TRIALOG – Interreligiöses Theaterprojekt von März-Dezember 2018

Wir wollen mit unserem Projekt „TRIALOG“ ein Experiment wagen und mit einer interreligiösen Gruppe aus 20 erwachsenen Teilnehmer*innen christlichen, muslimischen und jüdischen Glaubens von September 2018 bis Dezember 2018 deren Erfahrungen mit und Sichtweisen auf interreligiöses Leben in Deutschland theatral erarbeiten.

Ausgehend von biographischen Erfahrungen aus dem Leben der Teilnehmenden, das ergänzt wird durch Rechercheergebnisse (urbane Recherchen, Studien im öffentlichen Raum, Interviews etc.), entsteht eine Materialsammlung, aus der über Improvisationen Szenen entwickelt und fixiert werden, die dann zu einem Stück oder einer szenischen Collage verdichtet werden.

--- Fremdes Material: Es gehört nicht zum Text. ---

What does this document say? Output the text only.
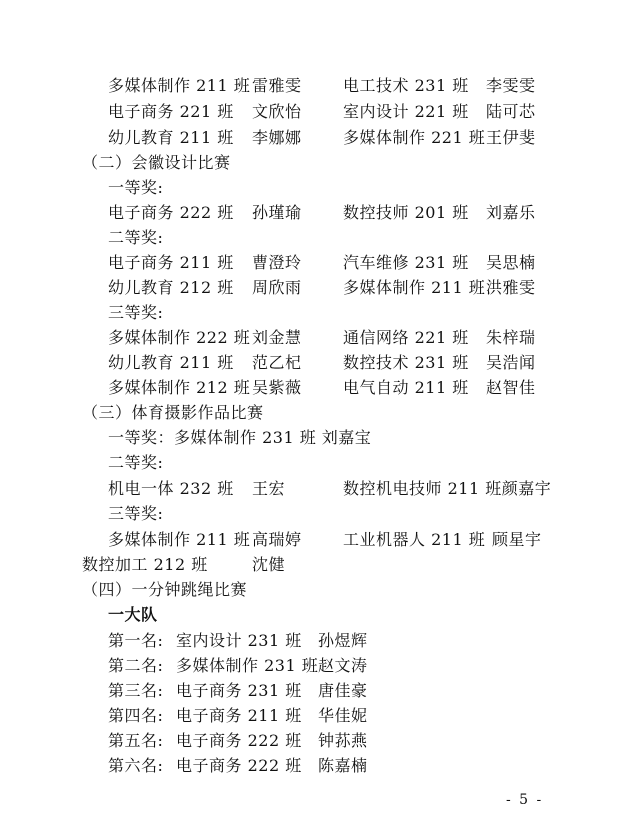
多媒体制作 211 班 雷雅雯	电工技术 231 班 李雯雯
电子商务 221 班 文欣怡	室内设计 221 班 陆可芯
幼儿教育 211 班 李娜娜	多媒体制作 221 班 王伊斐
（二）会徽设计比赛
一等奖:
电子商务 222 班 孙瑾瑜	数控技师 201 班 刘嘉乐
二等奖:
电子商务 211 班 曹澄玲	汽车维修 231 班 吴思楠
幼儿教育 212 班 周欣雨	多媒体制作 211 班 洪雅雯
三等奖:
多媒体制作 222 班 刘金慧	通信网络 221 班 朱梓瑞
幼儿教育 211 班 范乙杞	数控技术 231 班 吴浩闻
多媒体制作 212 班 吴紫薇	电气自动 211 班 赵智佳
（三）体育摄影作品比赛
一等奖：多媒体制作 231 班 刘嘉宝
二等奖:
机电一体 232 班 王宏	数控机电技师 211 班颜嘉宇
三等奖:
多媒体制作 211 班 高瑞婷	工业机器人 211 班 顾星宇
数控加工 212 班	沈健
（四）一分钟跳绳比赛
一大队
第一名: 室内设计 231 班 孙煜辉
第二名: 多媒体制作 231 班 赵文涛
第三名: 电子商务 231 班 唐佳豪
第四名: 电子商务 211 班 华佳妮
第五名: 电子商务 222 班 钟荪燕
第六名: 电子商务 222 班 陈嘉楠
- 5 -
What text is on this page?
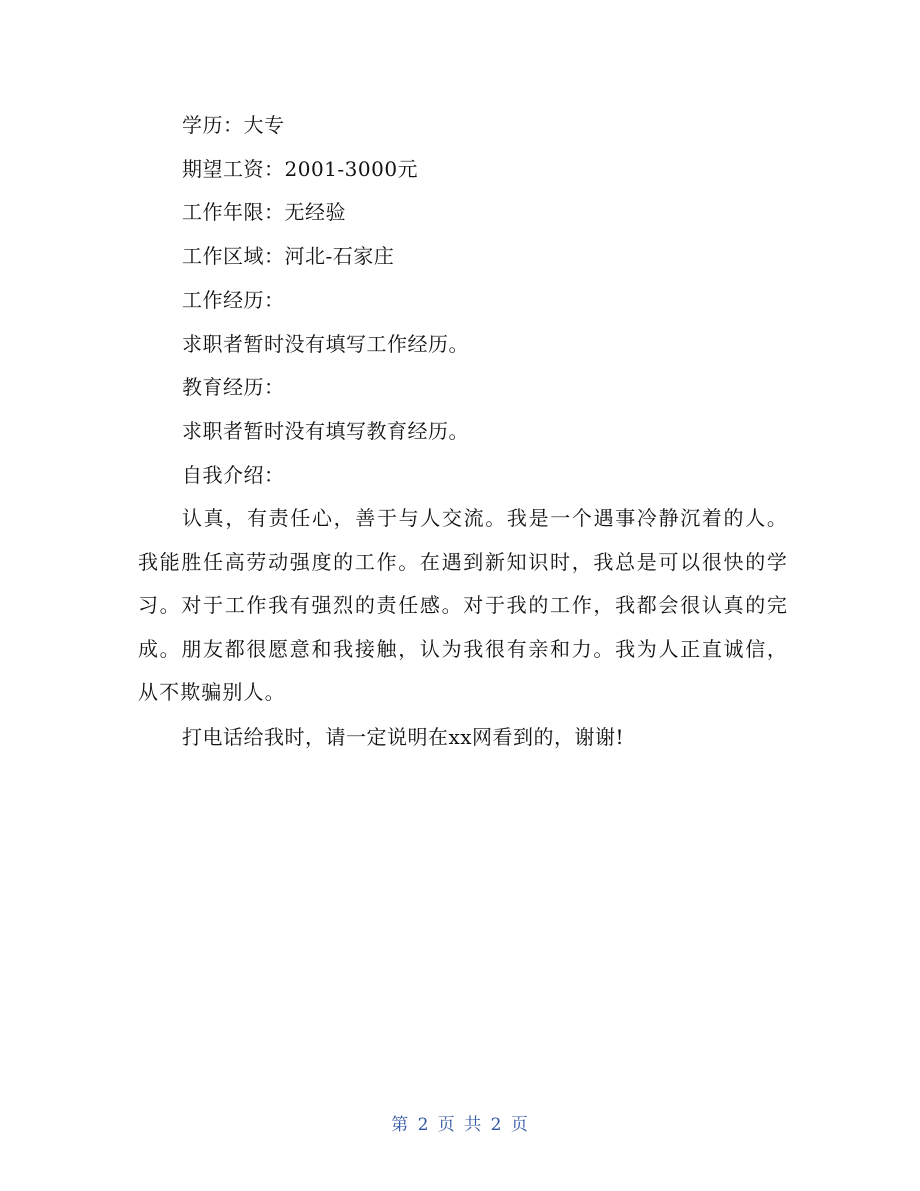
学历：大专
期望工资：2001-3000元
工作年限：无经验
工作区域：河北-石家庄
工作经历：
求职者暂时没有填写工作经历。
教育经历：
求职者暂时没有填写教育经历。
自我介绍：
认真，有责任心，善于与人交流。我是一个遇事冷静沉着的人。我能胜任高劳动强度的工作。在遇到新知识时，我总是可以很快的学习。对于工作我有强烈的责任感。对于我的工作，我都会很认真的完成。朋友都很愿意和我接触，认为我很有亲和力。我为人正直诚信，从不欺骗别人。
打电话给我时，请一定说明在xx网看到的，谢谢!
第 2 页 共 2 页
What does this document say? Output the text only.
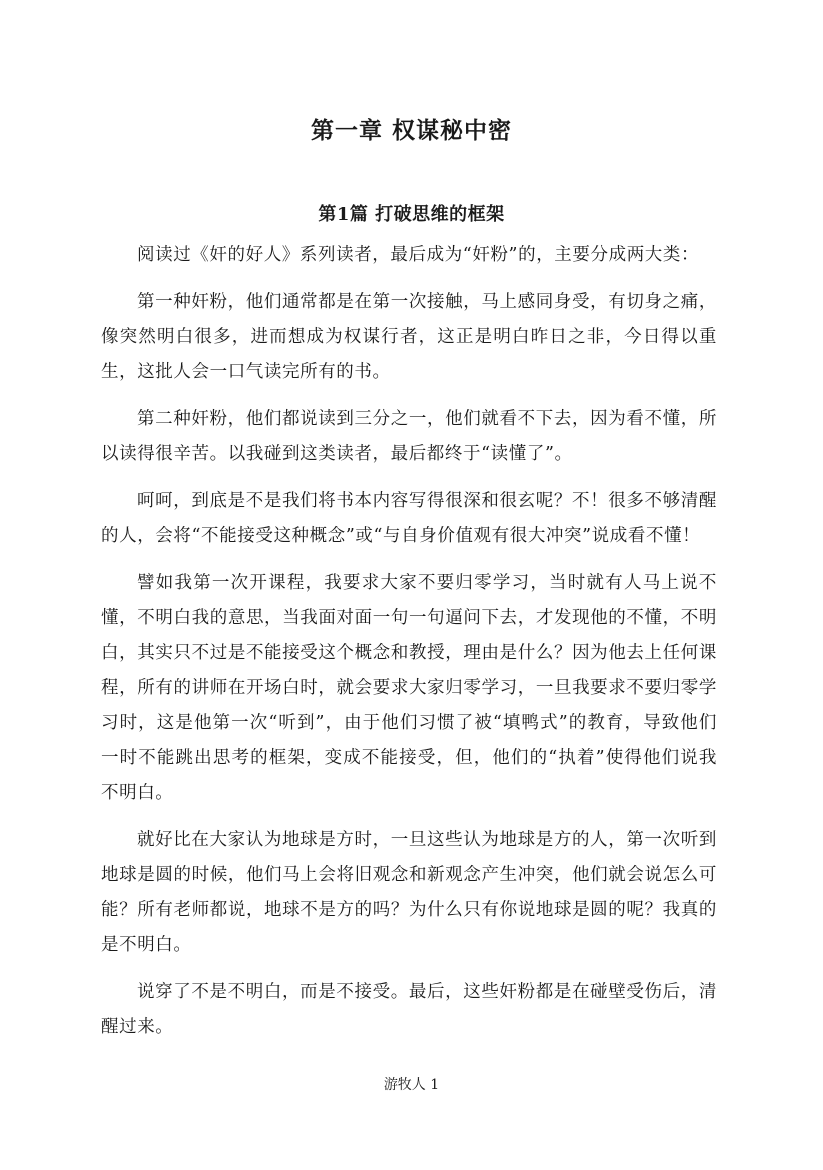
第一章 权谋秘中密
第1篇 打破思维的框架

阅读过《奸的好人》系列读者，最后成为“奸粉”的，主要分成两大类：

第一种奸粉，他们通常都是在第一次接触，马上感同身受，有切身之痛，像突然明白很多，进而想成为权谋行者，这正是明白昨日之非，今日得以重生，这批人会一口气读完所有的书。

第二种奸粉，他们都说读到三分之一，他们就看不下去，因为看不懂，所以读得很辛苦。以我碰到这类读者，最后都终于“读懂了”。

呵呵，到底是不是我们将书本内容写得很深和很玄呢？不！很多不够清醒的人，会将“不能接受这种概念”或“与自身价值观有很大冲突”说成看不懂！

譬如我第一次开课程，我要求大家不要归零学习，当时就有人马上说不懂，不明白我的意思，当我面对面一句一句逼问下去，才发现他的不懂，不明白，其实只不过是不能接受这个概念和教授，理由是什么？因为他去上任何课程，所有的讲师在开场白时，就会要求大家归零学习，一旦我要求不要归零学习时，这是他第一次“听到”，由于他们习惯了被“填鸭式”的教育，导致他们一时不能跳出思考的框架，变成不能接受，但，他们的“执着”使得他们说我不明白。

就好比在大家认为地球是方时，一旦这些认为地球是方的人，第一次听到地球是圆的时候，他们马上会将旧观念和新观念产生冲突，他们就会说怎么可能？所有老师都说，地球不是方的吗？为什么只有你说地球是圆的呢？我真的是不明白。

说穿了不是不明白，而是不接受。最后，这些奸粉都是在碰壁受伤后，清醒过来。

游牧人 1
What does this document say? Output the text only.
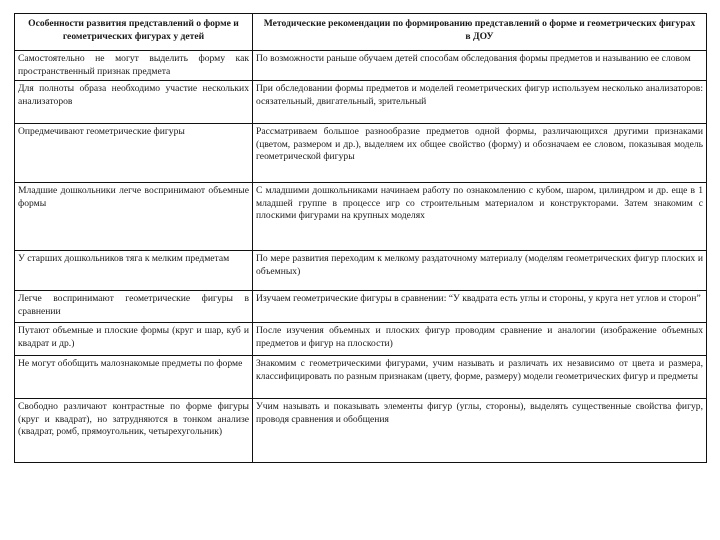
Особенности развития представлений о форме и геометрических фигурах у детей	Методические рекомендации по формированию представлений о форме и геометрических фигурах в ДОУ
Самостоятельно не могут выделить форму как пространственный признак предмета	По возможности раньше обучаем детей способам обследования формы предметов и называнию ее словом
Для полноты образа необходимо участие нескольких анализаторов	При обследовании формы предметов и моделей геометрических фигур используем несколько анализаторов: осязательный, двигательный, зрительный
Опредмечивают геометрические фигуры	Рассматриваем большое разнообразие предметов одной формы, различающихся другими признаками (цветом, размером и др.), выделяем их общее свойство (форму) и обозначаем ее словом, показывая модель геометрической фигуры
Младшие дошкольники легче воспринимают объемные формы	С младшими дошкольниками начинаем работу по ознакомлению с кубом, шаром, цилиндром и др. еще в 1 младшей группе в процессе игр со строительным материалом и конструкторами. Затем знакомим с плоскими фигурами на крупных моделях
У старших дошкольников тяга к мелким предметам	По мере развития переходим к мелкому раздаточному материалу (моделям геометрических фигур плоских и объемных)
Легче воспринимают геометрические фигуры в сравнении	Изучаем геометрические фигуры в сравнении: “У квадрата есть углы и стороны, у круга нет углов и сторон”
Путают объемные и плоские формы (круг и шар, куб и квадрат и др.)	После изучения объемных и плоских фигур проводим сравнение и аналогии (изображение объемных предметов и фигур на плоскости)
Не могут обобщить малознакомые предметы по форме	Знакомим с геометрическими фигурами, учим называть и различать их независимо от цвета и размера, классифицировать по разным признакам (цвету, форме, размеру) модели геометрических фигур и предметы
Свободно различают контрастные по форме фигуры (круг и квадрат), но затрудняются в тонком анализе (квадрат, ромб, прямоугольник, четырехугольник)	Учим называть и показывать элементы фигур (углы, стороны), выделять существенные свойства фигур, проводя сравнения и обобщения
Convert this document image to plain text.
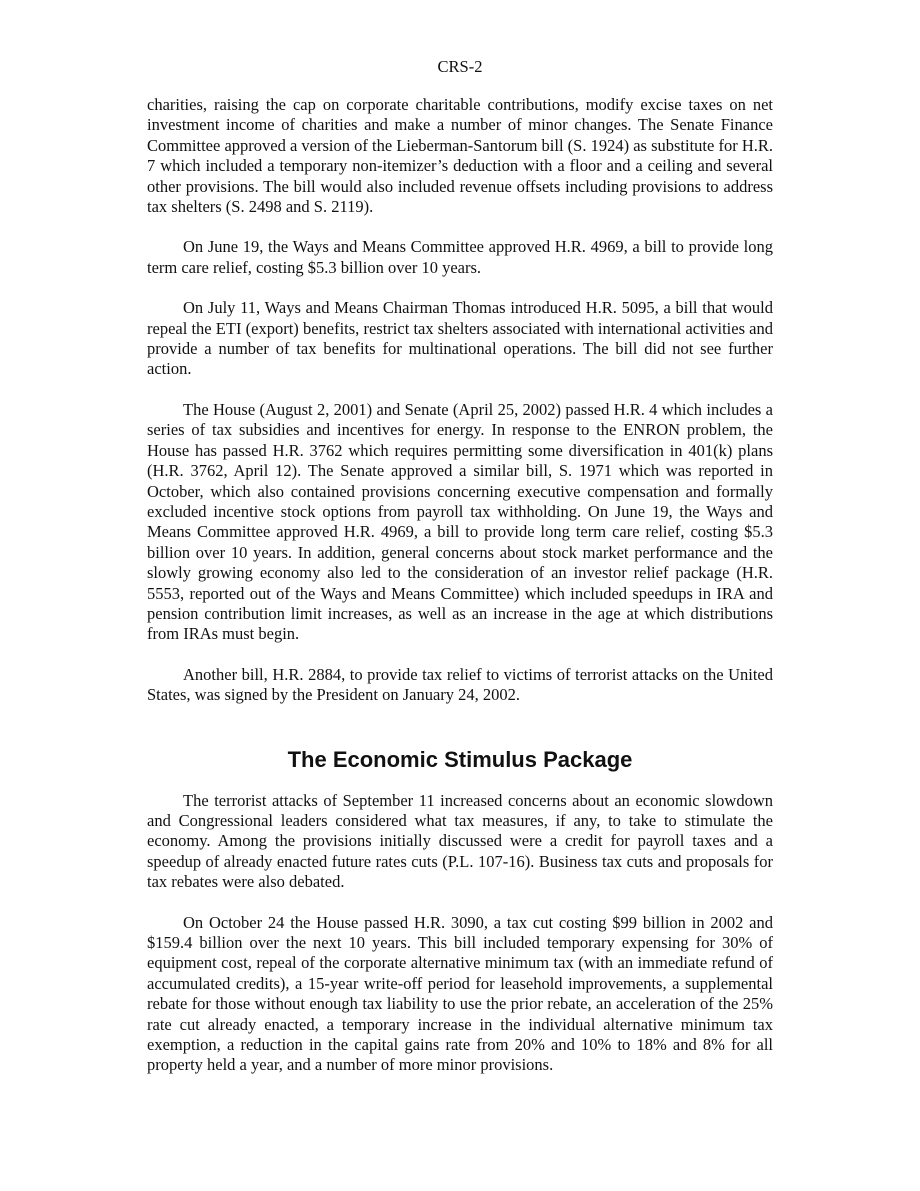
CRS-2

charities, raising the cap on corporate charitable contributions, modify excise taxes on net investment income of charities and make a number of minor changes. The Senate Finance Committee approved a version of the Lieberman-Santorum bill (S. 1924) as substitute for H.R. 7 which included a temporary non-itemizer’s deduction with a floor and a ceiling and several other provisions. The bill would also included revenue offsets including provisions to address tax shelters (S. 2498 and S. 2119).

On June 19, the Ways and Means Committee approved H.R. 4969, a bill to provide long term care relief, costing $5.3 billion over 10 years.

On July 11, Ways and Means Chairman Thomas introduced H.R. 5095, a bill that would repeal the ETI (export) benefits, restrict tax shelters associated with international activities and provide a number of tax benefits for multinational operations. The bill did not see further action.

The House (August 2, 2001) and Senate (April 25, 2002) passed H.R. 4 which includes a series of tax subsidies and incentives for energy. In response to the ENRON problem, the House has passed H.R. 3762 which requires permitting some diversification in 401(k) plans (H.R. 3762, April 12). The Senate approved a similar bill, S. 1971 which was reported in October, which also contained provisions concerning executive compensation and formally excluded incentive stock options from payroll tax withholding. On June 19, the Ways and Means Committee approved H.R. 4969, a bill to provide long term care relief, costing $5.3 billion over 10 years. In addition, general concerns about stock market performance and the slowly growing economy also led to the consideration of an investor relief package (H.R. 5553, reported out of the Ways and Means Committee) which included speedups in IRA and pension contribution limit increases, as well as an increase in the age at which distributions from IRAs must begin.

Another bill, H.R. 2884, to provide tax relief to victims of terrorist attacks on the United States, was signed by the President on January 24, 2002.

The Economic Stimulus Package

The terrorist attacks of September 11 increased concerns about an economic slowdown and Congressional leaders considered what tax measures, if any, to take to stimulate the economy. Among the provisions initially discussed were a credit for payroll taxes and a speedup of already enacted future rates cuts (P.L. 107-16). Business tax cuts and proposals for tax rebates were also debated.

On October 24 the House passed H.R. 3090, a tax cut costing $99 billion in 2002 and $159.4 billion over the next 10 years. This bill included temporary expensing for 30% of equipment cost, repeal of the corporate alternative minimum tax (with an immediate refund of accumulated credits), a 15-year write-off period for leasehold improvements, a supplemental rebate for those without enough tax liability to use the prior rebate, an acceleration of the 25% rate cut already enacted, a temporary increase in the individual alternative minimum tax exemption, a reduction in the capital gains rate from 20% and 10% to 18% and 8% for all property held a year, and a number of more minor provisions.
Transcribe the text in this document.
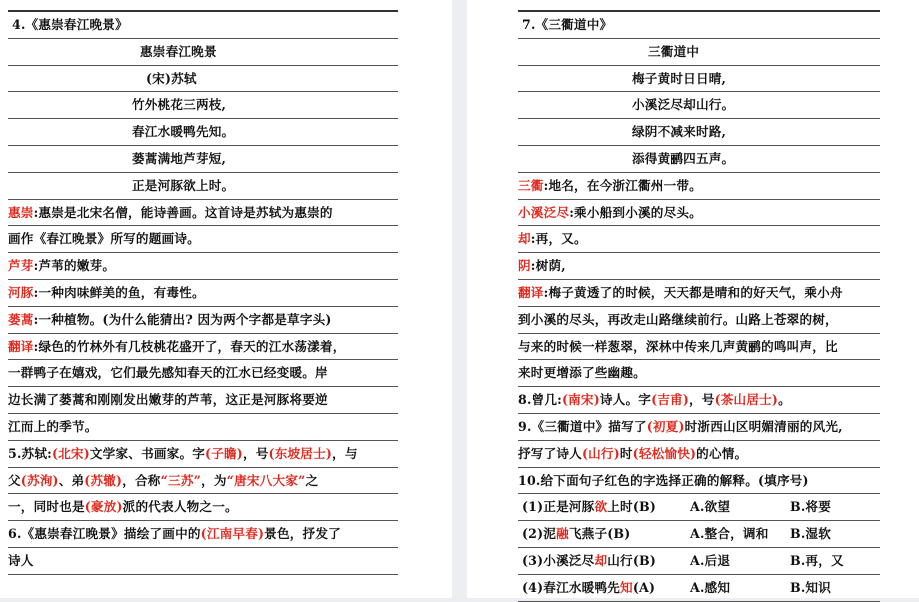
4.《惠崇春江晚景》
惠崇春江晚景
(宋)苏轼
竹外桃花三两枝,
春江水暖鸭先知。
蒌蒿满地芦芽短,
正是河豚欲上时。
惠崇:惠崇是北宋名僧，能诗善画。这首诗是苏轼为惠崇的
画作《春江晚景》所写的题画诗。
芦芽:芦苇的嫩芽。
河豚:一种肉味鲜美的鱼，有毒性。
蒌蒿:一种植物。(为什么能猜出? 因为两个字都是草字头)
翻译:绿色的竹林外有几枝桃花盛开了，春天的江水荡漾着，
一群鸭子在嬉戏，它们最先感知春天的江水已经变暖。岸
边长满了蒌蒿和刚刚发出嫩芽的芦苇，这正是河豚将要逆
江而上的季节。
5.苏轼:(北宋)文学家、书画家。字(子瞻)，号(东坡居士)，与
父(苏洵)、弟(苏辙)，合称“三苏”，为“唐宋八大家”之
一，同时也是(豪放)派的代表人物之一。
6.《惠崇春江晚景》描绘了画中的(江南早春)景色，抒发了
诗人
7.《三衢道中》
三衢道中
梅子黄时日日晴,
小溪泛尽却山行。
绿阴不减来时路,
添得黄鹂四五声。
三衢:地名，在今浙江衢州一带。
小溪泛尽:乘小船到小溪的尽头。
却:再，又。
阴:树荫,
翻译:梅子黄透了的时候，天天都是晴和的好天气，乘小舟
到小溪的尽头，再改走山路继续前行。山路上苍翠的树，
与来的时候一样葱翠，深林中传来几声黄鹂的鸣叫声，比
来时更增添了些幽趣。
8.曾几:(南宋)诗人。字(吉甫)，号(茶山居士)。
9.《三衢道中》描写了(初夏)时浙西山区明媚清丽的风光,
抒写了诗人(山行)时(轻松愉快)的心情。
10.给下面句子红色的字选择正确的解释。(填序号)
(1)正是河豚欲上时(B)	A.欲望	B.将要
(2)泥融飞燕子(B)	A.整合，调和 B.湿软
(3)小溪泛尽却山行(B)	A.后退	B.再，又
(4)春江水暖鸭先知(A)	A.感知	B.知识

Im Rahmen eines Probenprozesses werden folgende Fragen als Ausgangspunkt dienen:

  • Wie ergeht es mir als Angehörige*r einer Mehrheits- oder Minderheitsreligion in Deutschland?
  • Welche Reaktionen von anderen Menschen bekomme ich auf meine Religiosität?
  • Wie frei kann ich meinen Glauben in Deutschland leben?
  • Wie ist meine Sicht auf andere Religionen? Was ist das Verbindende? Was das Trennende?

Der partizipative Ansatz des Projekts erlaubt zum jetzigen Zeitpunkt aber noch keine thematische Engführung. Die genaue Themensetzung ist von der Arbeit in der Gruppe abhängig.

Unser Ziel ist ein ästhetisierter, ehrlicher und offener Blick auf die drei großen Religionen und deren Verortung in Deutschland. Dabei soll Gemeinsamkeiten und Unterschieden genauso Raum gegeben werden, wie Vorurteilen, Erfahrungen und Wünschen der Teilnehmenden mit Blick auf die Zukunft.

Um die Erfahrungen in der Produktion in die Öffentlichkeit zu tragen, zeigen wir die Ergebnisse der Arbeit in zwei öffentlichen Aufführungen im Dezember 2018, um dann auch mit den Zuschauer*innen in den Diskurs zu treten.

Das Projekt wird wissenschaftlich begleitet und evaluiert. So entsteht ein wissenschaftlicher Erkenntnis- und Erfahrungsbericht über das Projekt, insbesondere über die angewendeten Methoden des biographischen Theaters und deren Wirksamkeit für die Zielgruppe.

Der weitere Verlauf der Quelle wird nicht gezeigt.